Añora los trigales, los campos dorados de su infancia, el aire suave, el sonido de los acordeones en las fiestas del pueblo. Recuerda—y le parece ya una eternidad—el sonido de la guerra, la partida de su hermano Pedro al frente de batalla, el hambre, los cultivos destruidos, y después la pobreza, la inmensa pobreza y un barco hacia el país de los sueños.

Debajo de una pequeña ramada, Carolina riega la tierra ahora que el sol se oculta tras el cerro y el aroma de los pichanales, las chilcas se hace más intenso y se confunde con el del pan recién horneado y el de la carne asada. Se irrita con las moscas y maldice el calor en su lengua, porque la otra sigue siendo rebelde, y no quiere hablarla, se resiste.

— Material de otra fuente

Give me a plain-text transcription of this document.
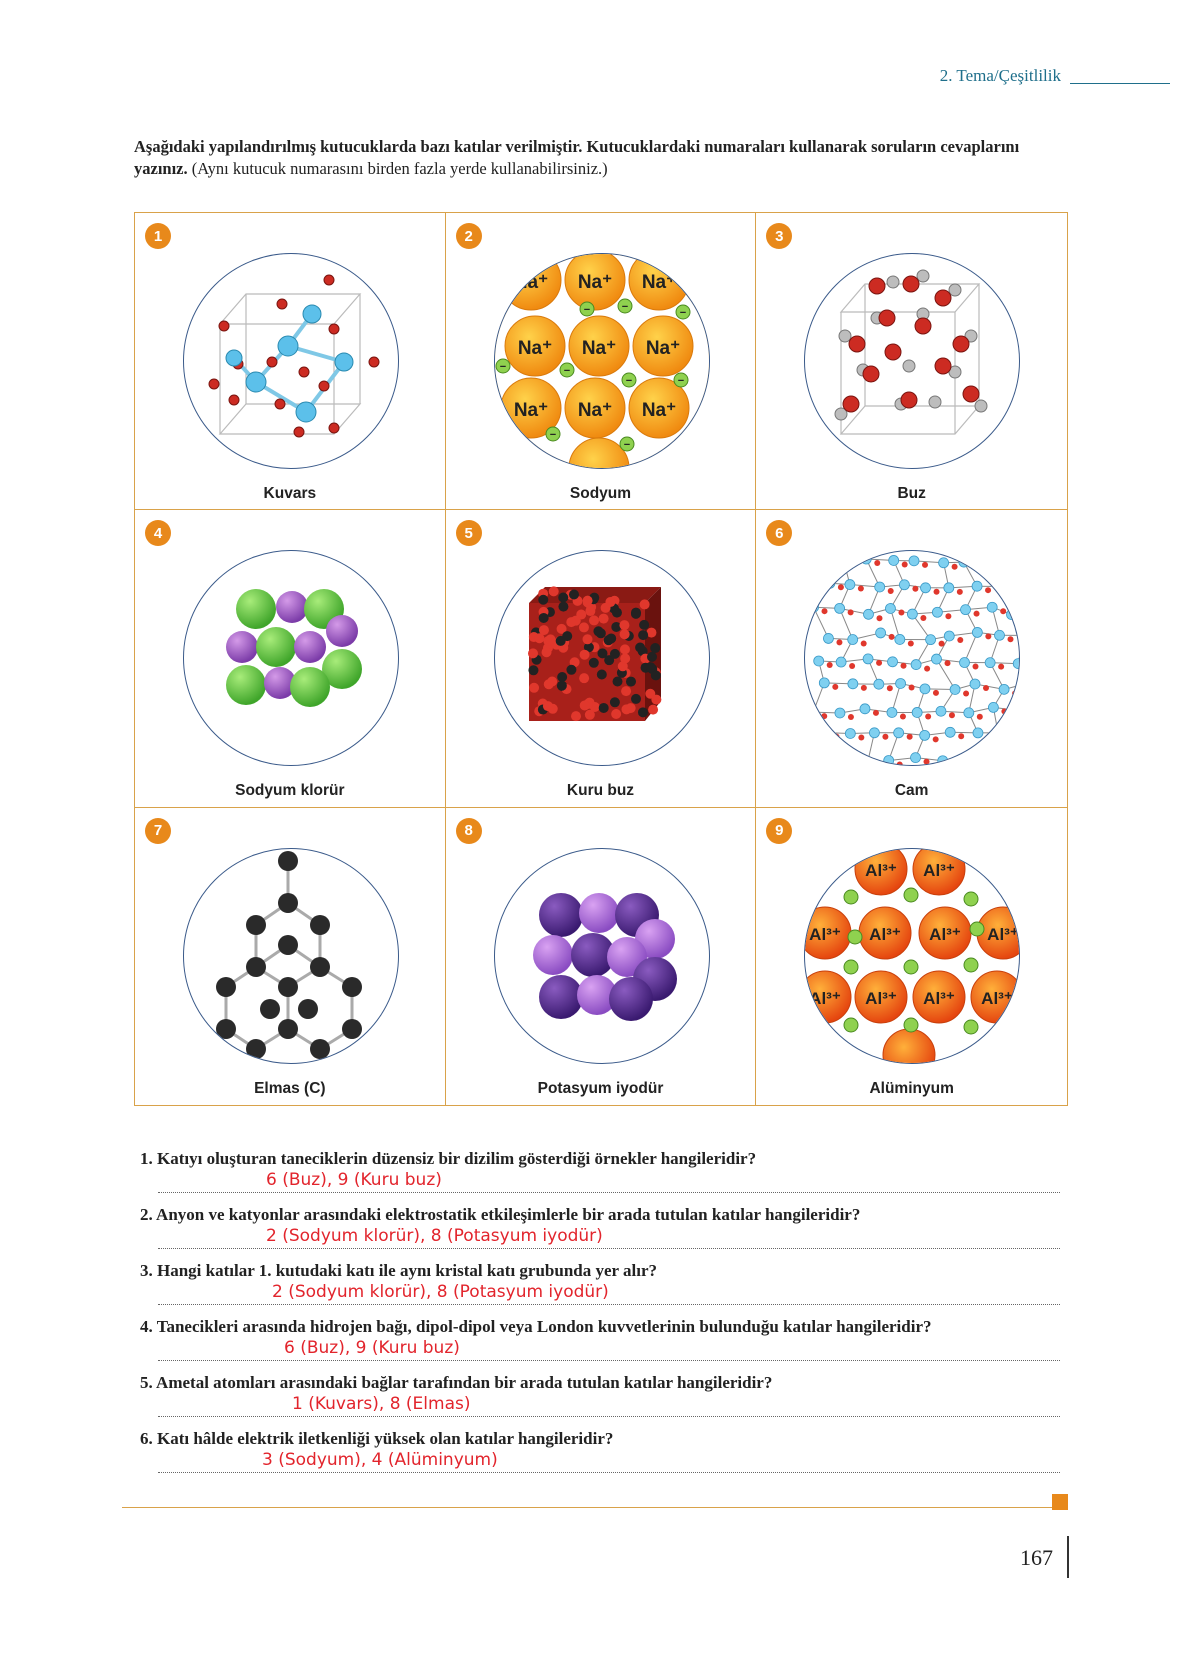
2. Tema/Çeşitlilik
Aşağıdaki yapılandırılmış kutucuklarda bazı katılar verilmiştir. Kutucuklardaki numaraları kullanarak soruların cevaplarını yazınız. (Aynı kutucuk numarasını birden fazla yerde kullanabilirsiniz.)
1
Kuvars
2
Na⁺ Na⁺ Na⁺
Na⁺ Na⁺ Na⁺
Na⁺ Na⁺ Na⁺
−	−	−
−	−
−	−
−
−
Sodyum
3
Buz
4
Sodyum klorür
5
Kuru buz
6
Cam
7
Elmas (C)
8
Potasyum iyodür
9
Al³⁺ Al³⁺
Al³⁺ Al³⁺ Al³⁺ Al³⁺
Al³⁺ Al³⁺ Al³⁺ Al³⁺
Alüminyum
1. Katıyı oluşturan taneciklerin düzensiz bir dizilim gösterdiği örnekler hangileridir?
6 (Buz), 9 (Kuru buz)
2. Anyon ve katyonlar arasındaki elektrostatik etkileşimlerle bir arada tutulan katılar hangileridir?
2 (Sodyum klorür), 8 (Potasyum iyodür)
3. Hangi katılar 1. kutudaki katı ile aynı kristal katı grubunda yer alır?
2 (Sodyum klorür), 8 (Potasyum iyodür)
4. Tanecikleri arasında hidrojen bağı, dipol-dipol veya London kuvvetlerinin bulunduğu katılar hangileridir?
6 (Buz), 9 (Kuru buz)
5. Ametal atomları arasındaki bağlar tarafından bir arada tutulan katılar hangileridir?
1 (Kuvars), 8 (Elmas)
6. Katı hâlde elektrik iletkenliği yüksek olan katılar hangileridir?
3 (Sodyum), 4 (Alüminyum)
167
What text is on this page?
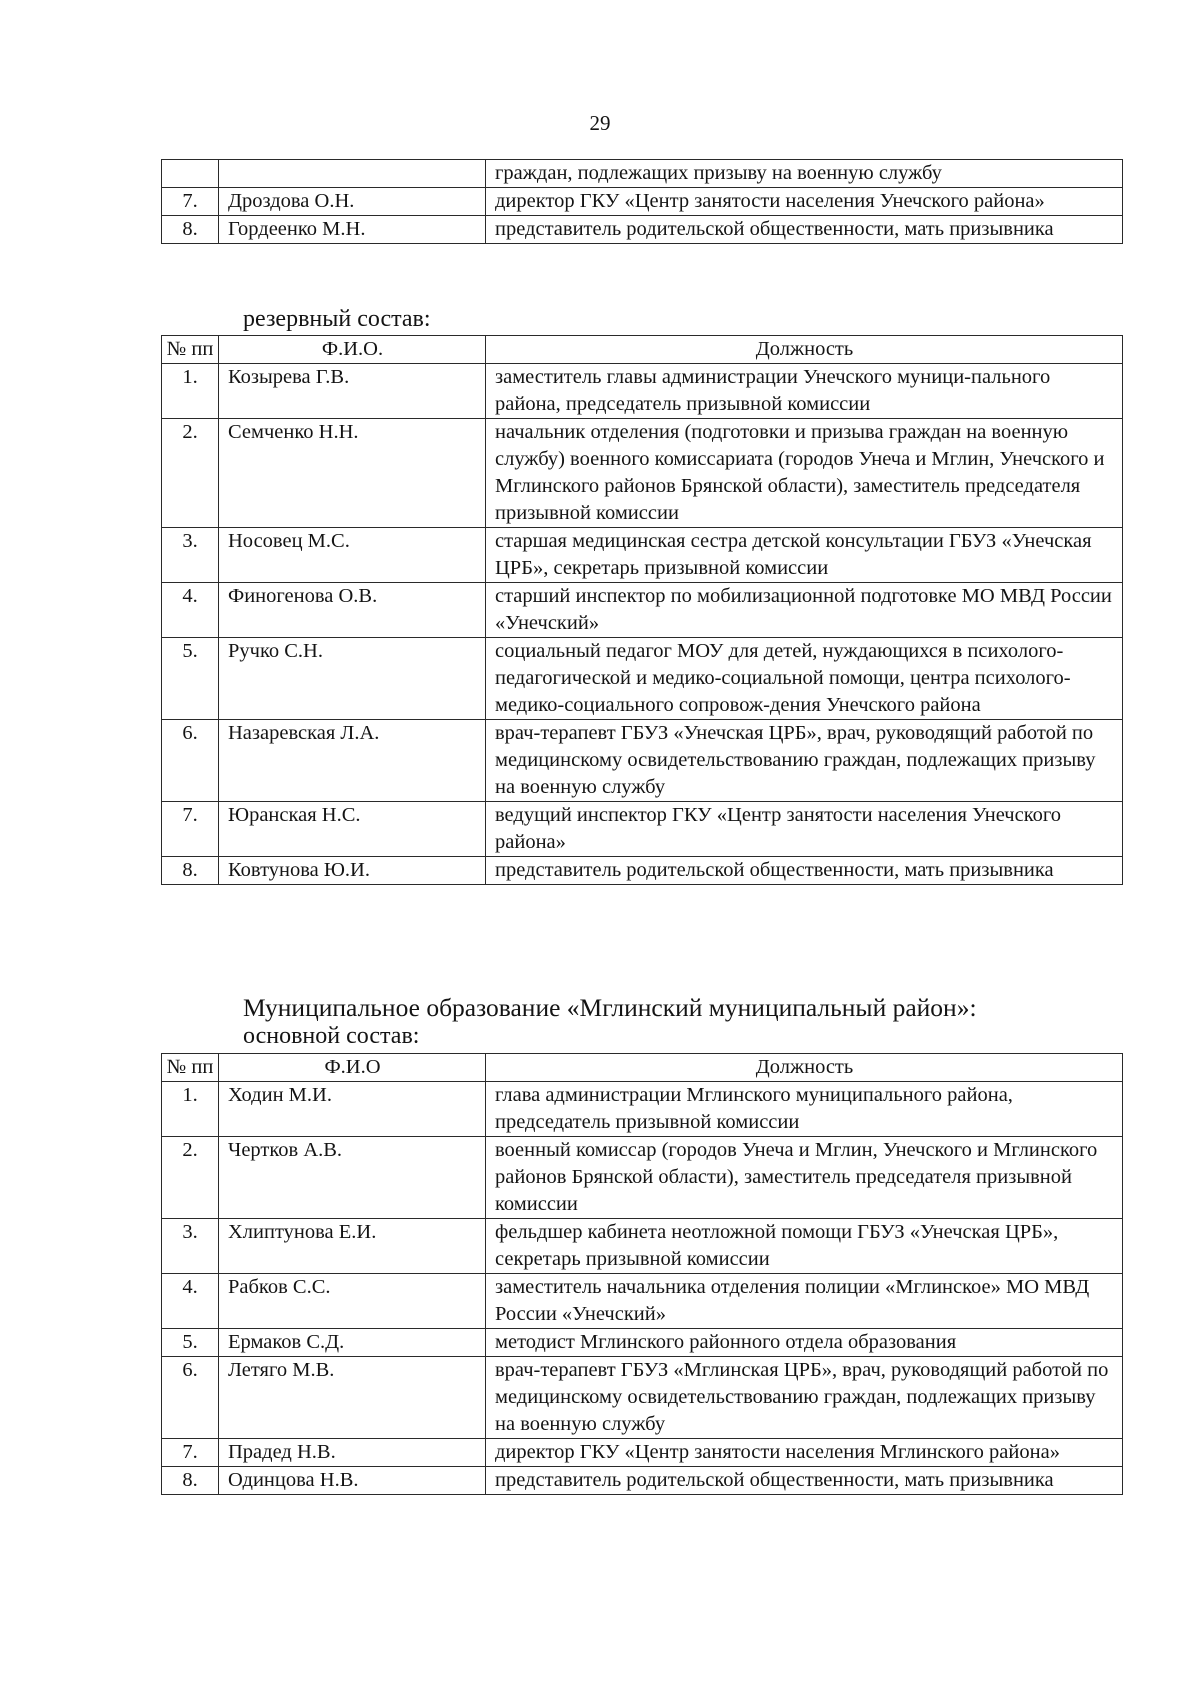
29
		граждан, подлежащих призыву на военную службу
7.	Дроздова О.Н.	директор ГКУ «Центр занятости населения Унечского района»
8.	Гордеенко М.Н.	представитель родительской общественности, мать призывника
резервный состав:
№ пп	Ф.И.О.	Должность
1.	Козырева Г.В.	заместитель главы администрации Унечского муници-пального района, председатель призывной комиссии
2.	Семченко Н.Н.	начальник отделения (подготовки и призыва граждан на военную службу) военного комиссариата (городов Унеча и Мглин, Унечского и Мглинского районов Брянской области), заместитель председателя призывной комиссии
3.	Носовец М.С.	старшая медицинская сестра детской консультации ГБУЗ «Унечская ЦРБ», секретарь призывной комиссии
4.	Финогенова О.В.	старший инспектор по мобилизационной подготовке МО МВД России «Унечский»
5.	Ручко С.Н.	социальный педагог МОУ для детей, нуждающихся в психолого-педагогической и медико-социальной помощи, центра психолого-медико-социального сопровож-дения Унечского района
6.	Назаревская Л.А.	врач-терапевт ГБУЗ «Унечская ЦРБ», врач, руководящий работой по медицинскому освидетельствованию граждан, подлежащих призыву на военную службу
7.	Юранская Н.С.	ведущий инспектор ГКУ «Центр занятости населения Унечского района»
8.	Ковтунова Ю.И.	представитель родительской общественности, мать призывника
Муниципальное образование «Мглинский муниципальный район»:
основной состав:
№ пп	Ф.И.О	Должность
1.	Ходин М.И.	глава администрации Мглинского муниципального района, председатель призывной комиссии
2.	Чертков А.В.	военный комиссар (городов Унеча и Мглин, Унечского и Мглинского районов Брянской области), заместитель председателя призывной комиссии
3.	Хлиптунова Е.И.	фельдшер кабинета неотложной помощи ГБУЗ «Унечская ЦРБ», секретарь призывной комиссии
4.	Рабков С.С.	заместитель начальника отделения полиции «Мглинское» МО МВД России «Унечский»
5.	Ермаков С.Д.	методист Мглинского районного отдела образования
6.	Летяго М.В.	врач-терапевт ГБУЗ «Мглинская ЦРБ», врач, руководящий работой по медицинскому освидетельствованию граждан, подлежащих призыву на военную службу
7.	Прадед Н.В.	директор ГКУ «Центр занятости населения Мглинского района»
8.	Одинцова Н.В.	представитель родительской общественности, мать призывника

No disfruta, han venido varios paisanos de chacras vecinas, todos cantan y el vodka va y viene a pesar del calor, suena un acordeón, bailan polcas, brindan por la navidad, se divierten. Ella muda, absorta, se encierra en su pieza, llora, y con la candidez de sus cortos años se le ocurre una idea.

Sentada en la cama, con los paquetes de algodón que le sacó a su madre, arma pelotitas, pequeños capullos que va acumulando hasta cubrir de blanco el piso de la habitación. Cuando abre la puerta su madre la sorprende en plena tarea, le recriminan la acción, también su comportamiento durante la fiesta; su padre amaga castigarla con el cinto, finalmente la dejan.

Se apaga el sol de noche, todo está a oscuras, con los ojos llorosos y una rabia acumulada por meses enteros, Carolina patea los cientos de capullos que se levantan por el aire e invaden su habitación. Se queda parada viendo el espectáculo, hay algo raro en el aire, un capullo le roza la nariz, está frío. Otro le enfría su brazo, luego otro en su frente. Nieva. Nieva en la habitación de Carolina Powraniezky y ella gira con los brazos abiertos atrayendo los trocitos de escarcha que le blanquean la cabeza.

Arropada y sonriente, Carolina duerme, es su primer sueño feliz en América.